Unterschiede aushalten und Gemeinsamkeiten benennen
Zur Auflockerung mal stehen: Die Fishbowl-Diskussion „Stärken der Debattenkultur durch konstruktiven Journalismus“ lud zum offenen Debattierkreis ins ver.di Atrium ein. Ins „Goldfischglas“ der „Fishbowl“ mit Laura Goudkamp, Hanna Israel und Tina Fritsche auf der Bühne durfte jeder springen, der Fragen oder Meinungen zum Thema beisteuern wollte.

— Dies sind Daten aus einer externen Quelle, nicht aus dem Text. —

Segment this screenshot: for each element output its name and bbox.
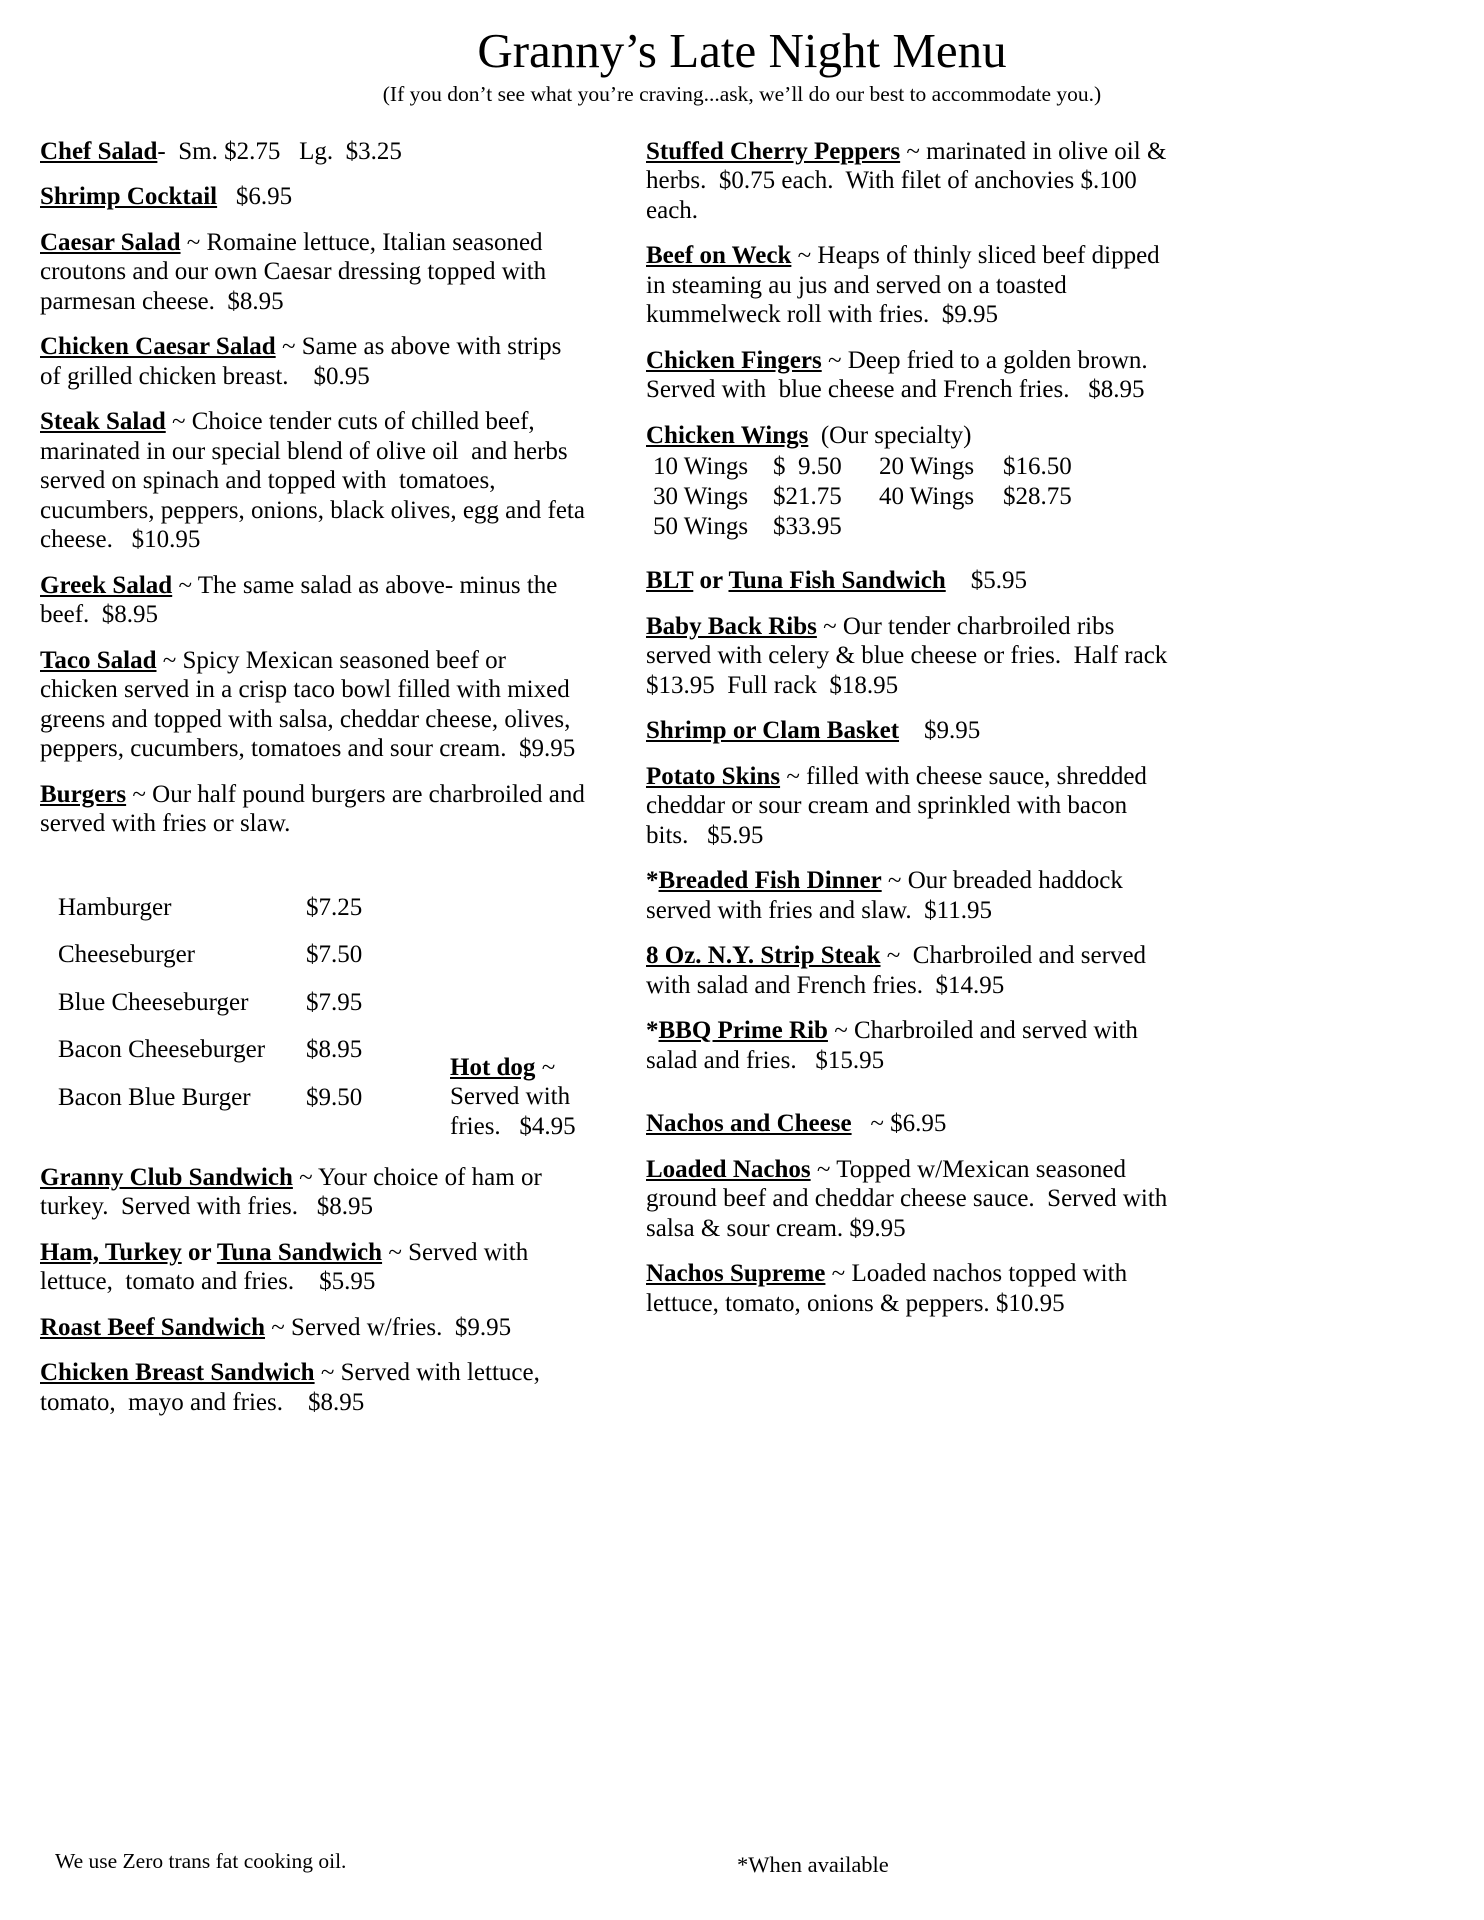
- breaded-fish-dinner: [646, 866, 1170, 925]
- menu-item-text: ~ filled with cheese sauce, shredded cheddar or sour cream and sprinkled with bacon bits. $5.95: [646, 762, 1154, 849]
- wings-price-cell: 10 Wings: [653, 453, 749, 481]
- menu-item-text: ~ Our tender charbroiled ribs served with celery & blue cheese or fries. Half rack $13.95 Full rack $18.95: [646, 612, 1180, 699]
- burger-row: [58, 988, 588, 1018]
- menu-item-text: ~ Deep fried to a golden brown. Served with blue cheese and French fries. $8.95: [646, 346, 1161, 404]
- menu-item-name: Nachos and Cheese: [646, 1110, 852, 1138]
- wings-price-cell: 20 Wings: [879, 453, 975, 481]
- menu-item-name: Tuna Sandwich: [216, 1238, 383, 1266]
- chicken-caesar-salad: [40, 332, 588, 391]
- burger-price: $7.25: [306, 893, 363, 921]
- menu-item-text: ~ Charbroiled and served with salad and fries. $15.95: [646, 1017, 1145, 1074]
- burger-name: Bacon Cheeseburger: [58, 1036, 266, 1064]
- menu-item-name: BLT: [646, 567, 694, 595]
- potato-skins: [646, 762, 1170, 851]
- burger-name: Hamburger: [58, 893, 172, 921]
- menu-item-text: or: [693, 567, 729, 595]
- menu-item-name: Chicken Caesar Salad: [40, 333, 276, 361]
- page-title: Granny’s Late Night Menu: [477, 23, 1007, 78]
- blt-or-tuna-fish-sandwich: [646, 566, 1170, 596]
- menu-item-text: ~ Heaps of thinly sliced beef dipped in steaming au jus and served on a toasted kummelweck roll with fries. $9.95: [646, 242, 1166, 329]
- menu-item-text: ~ Served with lettuce, tomato and fries. $5.95: [40, 1238, 535, 1296]
- menu-item-name: Stuffed Cherry Peppers: [646, 137, 901, 165]
- menu-header: [40, 24, 1444, 107]
- chicken-fingers: [646, 346, 1170, 405]
- menu-item-name: Taco Salad: [40, 646, 157, 674]
- burger-price: $7.95: [306, 988, 363, 1016]
- menu-item-text: ~ $6.95: [851, 1110, 947, 1138]
- menu-item-name: Hot dog: [450, 1053, 536, 1081]
- wings-price-cell: $28.75: [1003, 483, 1072, 511]
- menu-item-text: ~ Your choice of ham or turkey. Served with fries. $8.95: [40, 1163, 549, 1221]
- menu-item-name: Chef Salad: [40, 137, 158, 165]
- burger-name: Blue Cheeseburger: [58, 988, 249, 1016]
- menu-item-text: ~ Served w/fries. $9.95: [265, 1313, 512, 1341]
- burgers: [40, 780, 592, 839]
- menu-item-name: Shrimp or Clam Basket: [646, 717, 900, 745]
- footer-note-oil: We use Zero trans fat cooking oil.: [55, 1849, 347, 1873]
- shrimp-cocktail: [40, 182, 588, 212]
- menu-item-name: Greek Salad: [40, 571, 173, 599]
- wings-price-table: [646, 452, 1170, 542]
- baby-back-ribs: [646, 612, 1180, 701]
- menu-item-text: $5.95: [945, 567, 1027, 595]
- burger-price: $9.50: [306, 1083, 363, 1111]
- burger-price: $8.95: [306, 1036, 363, 1064]
- wings-price-cell: $16.50: [1003, 453, 1072, 481]
- wings-price-cell: $ 9.50: [773, 453, 842, 481]
- burger-name: Cheeseburger: [58, 941, 195, 969]
- menu-item-text: ~ Same as above with strips of grilled chicken breast. $0.95: [40, 333, 568, 390]
- menu-item-name: Chicken Wings: [646, 421, 809, 449]
- granny-club-sandwich: [40, 1163, 588, 1222]
- menu-item-text: $9.95: [899, 717, 981, 745]
- wings-price-cell: $33.95: [773, 513, 842, 541]
- beef-on-weck: [646, 241, 1170, 330]
- menu-item-text: ~ Charbroiled and served with salad and French fries. $14.95: [646, 942, 1153, 999]
- menu-item-name: BBQ Prime Rib: [658, 1017, 828, 1045]
- wings-price-cell: [879, 512, 1003, 542]
- menu-item-name: Roast Beef Sandwich: [40, 1313, 266, 1341]
- greek-salad: [40, 571, 588, 630]
- menu-item-name: Chicken Fingers: [646, 346, 822, 374]
- burger-price-list: [40, 893, 588, 1140]
- nachos-and-cheese: [646, 1109, 1170, 1139]
- menu-item-text: $6.95: [217, 183, 293, 211]
- menu-item-name: Tuna Fish Sandwich: [728, 567, 946, 595]
- right-column: [646, 137, 1180, 1434]
- footer-note-when-available: *When available: [737, 1852, 889, 1877]
- stuffed-cherry-peppers: [646, 137, 1173, 226]
- menu-item-text: *: [646, 867, 659, 895]
- loaded-nachos: [646, 1155, 1174, 1244]
- burger-name: Bacon Blue Burger: [58, 1083, 251, 1111]
- taco-salad: [40, 646, 588, 764]
- chicken-wings: [646, 421, 1170, 543]
- menu-item-name: Caesar Salad: [40, 228, 181, 256]
- menu-item-text: or: [181, 1238, 217, 1266]
- menu-item-text: ~ Served with lettuce, tomato, mayo and fries. $8.95: [40, 1359, 547, 1416]
- menu-item-text: ~ Loaded nachos topped with lettuce, tomato, onions & peppers. $10.95: [646, 1260, 1134, 1317]
- menu-item-name: Potato Skins: [646, 762, 781, 790]
- menu-item-text: ~ Served with fries. $4.95: [450, 1053, 577, 1140]
- burger-row: [58, 893, 588, 923]
- wings-price-cell: 30 Wings: [653, 483, 749, 511]
- menu-item-name: 8 Oz. N.Y. Strip Steak: [646, 942, 881, 970]
- menu-item-name: Beef on Weck: [646, 242, 792, 270]
- wings-price-cell: $21.75: [773, 483, 842, 511]
- wings-price-cell: 50 Wings: [653, 513, 749, 541]
- menu-item-text: ~ marinated in olive oil & herbs. $0.75 each. With filet of anchovies $.100 each.: [646, 137, 1173, 224]
- ny-strip-steak: [646, 941, 1170, 1000]
- menu-item-name: Baby Back Ribs: [646, 612, 817, 640]
- wings-price-cell: 40 Wings: [879, 483, 975, 511]
- menu-item-text: ~ Choice tender cuts of chilled beef, marinated in our special blend of olive oil and herbs served on spinach and topped with tomatoes, cucumbers, peppers, onions, black olives, egg and feta cheese. $10.95: [40, 408, 592, 554]
- menu-item-name: Nachos Supreme: [646, 1260, 826, 1288]
- menu-item-text: (Our specialty): [808, 421, 972, 449]
- menu-item-text: ~ Our breaded haddock served with fries and slaw. $11.95: [646, 867, 1130, 924]
- roast-beef-sandwich: [40, 1313, 588, 1343]
- caesar-salad: [40, 228, 588, 317]
- left-column: [40, 137, 592, 1434]
- hot-dog-item: [450, 1053, 610, 1142]
- menu-item-name: Shrimp Cocktail: [40, 183, 218, 211]
- steak-salad: [40, 407, 592, 555]
- burger-row: [58, 940, 588, 970]
- chef-salad: [40, 137, 588, 167]
- menu-item-name: Granny Club Sandwich: [40, 1163, 293, 1191]
- menu-item-name: Burgers: [40, 780, 127, 808]
- shrimp-or-clam-basket: [646, 716, 1170, 746]
- menu-item-text: ~ Romaine lettuce, Italian seasoned croutons and our own Caesar dressing topped with parmesan cheese. $8.95: [40, 228, 553, 315]
- ham-turkey-tuna-sandwich: [40, 1238, 588, 1297]
- nachos-supreme: [646, 1259, 1170, 1318]
- page-subtitle: (If you don’t see what you’re craving...ask, we’ll do our best to accommodate you.): [382, 81, 1102, 106]
- menu-item-text: ~ Topped w/Mexican seasoned ground beef and cheddar cheese sauce. Served with salsa & sour cream. $9.95: [646, 1155, 1174, 1242]
- menu-item-text: ~ The same salad as above- minus the beef. $8.95: [40, 571, 564, 629]
- menu-item-name: Steak Salad: [40, 408, 166, 436]
- bbq-prime-rib: [646, 1016, 1170, 1075]
- chicken-breast-sandwich: [40, 1358, 588, 1417]
- menu-columns: [40, 137, 1444, 1434]
- burger-price: $7.50: [306, 941, 363, 969]
- menu-item-text: *: [646, 1017, 659, 1045]
- menu-item-text: ~ Spicy Mexican seasoned beef or chicken served in a crisp taco bowl filled with mixed greens and topped with salsa, cheddar cheese, olives, peppers, cucumbers, tomatoes and sour cream. $9.95: [40, 646, 577, 763]
- menu-item-name: Breaded Fish Dinner: [658, 867, 882, 895]
- menu-item-name: Loaded Nachos: [646, 1155, 811, 1183]
- menu-item-name: Ham, Turkey: [40, 1238, 182, 1266]
- menu-item-text: - Sm. $2.75 Lg. $3.25: [157, 137, 402, 165]
- wings-price-cell: [1003, 512, 1170, 542]
- menu-item-name: Chicken Breast Sandwich: [40, 1359, 315, 1387]
- menu-item-text: ~ Our half pound burgers are charbroiled and served with fries or slaw.: [40, 780, 592, 838]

Hanna Israels Plattform „My Country Talks“ hat weltweit bereits eine viertel Million Menschen zu Vier-Augen-Gesprächen zusammengebracht mit der Absicht, Unterschiede auszuhalten und Gemeinsamkeiten zu benennen, zu fragen, „was vereint und nicht nur, was trennt“. Das Bedürfnis, sich auszutauschen sei riesig, wie tausende Bewerbungen zeigten. Nach einem Fragebogen werden Gesprächspaare „gematcht“ – Jung, Alt, Frau, Mann, Divers mit unterschiedlichen Biografien, Erfahrungen, Positionen.
Laura Gouldkamp, die sich seit vier Jahren mit kon-struktivem Journalismus beschäftigt und die digitale Transformation beim Bayrischen Rundfunk begleitet, sucht für ihre Formate immer neue Ideen. Gezielt sei sie auf die Korrespondenten von 30 ARD-Studios weltweit zugegangen mit der Frage, welche guten Beispiele und Lösungsansätze es neben den „harten Fakten“ – die oft als negative Beispiele das Denken beeinflussen – aus den Ländern gäbe. „Ich war überrascht, was da zum Weitererzählen zurückgekommen ist.“ Mit Instagram beispielsweise seien junge Menschen konstruktiv zu erreichen.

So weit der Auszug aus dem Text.